À la date du 15 octobre, les marins de Port-Clarence avertirent M. Serge qu’il pouvait se préparer au départ. Le froid s’était vivement accentué depuis quelques jours. Maintenant, la moyenne de la température ne s’élevait pas à dix degrés centigrades au-dessous de zéro. L’ice-field paraissait être absolument immobile. On n’entendait même plus rien de ces craquements significatifs, qui se produisent lorsque la cimentation n’est pas complète.

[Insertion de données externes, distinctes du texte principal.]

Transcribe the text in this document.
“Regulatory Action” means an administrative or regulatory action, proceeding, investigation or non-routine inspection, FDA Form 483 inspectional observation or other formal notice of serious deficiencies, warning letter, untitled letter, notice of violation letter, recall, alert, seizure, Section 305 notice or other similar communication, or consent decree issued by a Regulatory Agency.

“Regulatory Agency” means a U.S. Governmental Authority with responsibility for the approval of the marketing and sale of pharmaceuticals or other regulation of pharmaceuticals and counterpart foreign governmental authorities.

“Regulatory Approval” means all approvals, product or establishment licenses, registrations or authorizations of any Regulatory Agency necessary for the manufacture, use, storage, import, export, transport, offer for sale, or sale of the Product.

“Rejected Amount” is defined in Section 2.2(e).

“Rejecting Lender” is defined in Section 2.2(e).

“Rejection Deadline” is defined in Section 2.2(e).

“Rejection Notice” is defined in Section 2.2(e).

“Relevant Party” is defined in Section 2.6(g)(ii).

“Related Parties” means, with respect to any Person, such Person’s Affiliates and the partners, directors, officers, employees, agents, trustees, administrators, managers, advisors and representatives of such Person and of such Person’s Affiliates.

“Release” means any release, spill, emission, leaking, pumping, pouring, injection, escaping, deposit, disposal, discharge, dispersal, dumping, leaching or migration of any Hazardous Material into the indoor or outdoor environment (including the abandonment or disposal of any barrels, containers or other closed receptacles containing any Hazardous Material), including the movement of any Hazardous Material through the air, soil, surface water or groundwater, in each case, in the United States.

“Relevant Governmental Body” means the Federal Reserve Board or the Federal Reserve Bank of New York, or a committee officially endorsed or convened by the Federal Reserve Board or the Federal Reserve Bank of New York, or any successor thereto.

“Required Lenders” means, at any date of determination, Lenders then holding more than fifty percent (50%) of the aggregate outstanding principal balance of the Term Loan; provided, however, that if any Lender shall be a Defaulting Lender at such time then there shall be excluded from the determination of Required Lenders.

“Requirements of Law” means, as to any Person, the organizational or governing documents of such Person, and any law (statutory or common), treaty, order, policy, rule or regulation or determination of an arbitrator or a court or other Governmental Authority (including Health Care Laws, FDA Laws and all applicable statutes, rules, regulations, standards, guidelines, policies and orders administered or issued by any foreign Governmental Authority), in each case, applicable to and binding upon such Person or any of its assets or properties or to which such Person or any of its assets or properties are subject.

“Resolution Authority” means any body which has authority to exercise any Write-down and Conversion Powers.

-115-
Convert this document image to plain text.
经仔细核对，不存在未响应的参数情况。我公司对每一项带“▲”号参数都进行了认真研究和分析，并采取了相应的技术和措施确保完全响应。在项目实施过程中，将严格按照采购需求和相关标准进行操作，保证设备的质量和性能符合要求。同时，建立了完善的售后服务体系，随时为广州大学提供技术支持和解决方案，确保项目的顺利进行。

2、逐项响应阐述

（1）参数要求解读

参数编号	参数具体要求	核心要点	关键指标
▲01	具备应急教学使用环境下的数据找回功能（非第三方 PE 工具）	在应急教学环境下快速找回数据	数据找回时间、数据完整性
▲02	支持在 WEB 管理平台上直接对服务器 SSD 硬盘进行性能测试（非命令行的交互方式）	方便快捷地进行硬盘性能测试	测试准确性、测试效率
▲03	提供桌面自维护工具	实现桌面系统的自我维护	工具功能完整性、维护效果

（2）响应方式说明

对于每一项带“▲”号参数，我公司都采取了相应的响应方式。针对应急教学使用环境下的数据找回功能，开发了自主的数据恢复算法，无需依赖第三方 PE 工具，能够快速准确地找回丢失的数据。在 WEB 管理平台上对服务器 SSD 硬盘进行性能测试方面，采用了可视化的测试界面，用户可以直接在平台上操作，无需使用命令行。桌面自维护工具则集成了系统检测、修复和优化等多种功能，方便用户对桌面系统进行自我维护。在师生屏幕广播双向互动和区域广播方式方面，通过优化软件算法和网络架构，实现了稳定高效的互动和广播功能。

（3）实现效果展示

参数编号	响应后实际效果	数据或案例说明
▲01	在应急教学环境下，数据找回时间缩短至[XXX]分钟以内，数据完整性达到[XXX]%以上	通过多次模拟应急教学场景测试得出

Il était probable que l’on ne tarderait pas à voir arriver quelques-uns de ces indigènes asiatiques, qui traversent le détroit pendant l’hiver, et font un certain commerce entre Numana et Port-Clarence. C’est même une route assez fréquentée, parfois. Il n’est pas rare que des traîneaux, attelés de chiens ou de rennes, aillent d’un continent à l’autre, enlevant en deux ou trois jours les vingt lieues qui séparent les deux rives entre les points les plus rapprochés du détroit. Il y a donc là un passage naturel, qui s’ouvre au commencement et est clos à la fin de l’hiver, c’est-à-dire praticable pendant plus de six mois. Seulement, il convient de ne partir ni trop tôt ni trop tard, afin d’éviter les catastrophes épouvantables qui résulteraient d’une dislocation du champ de glace.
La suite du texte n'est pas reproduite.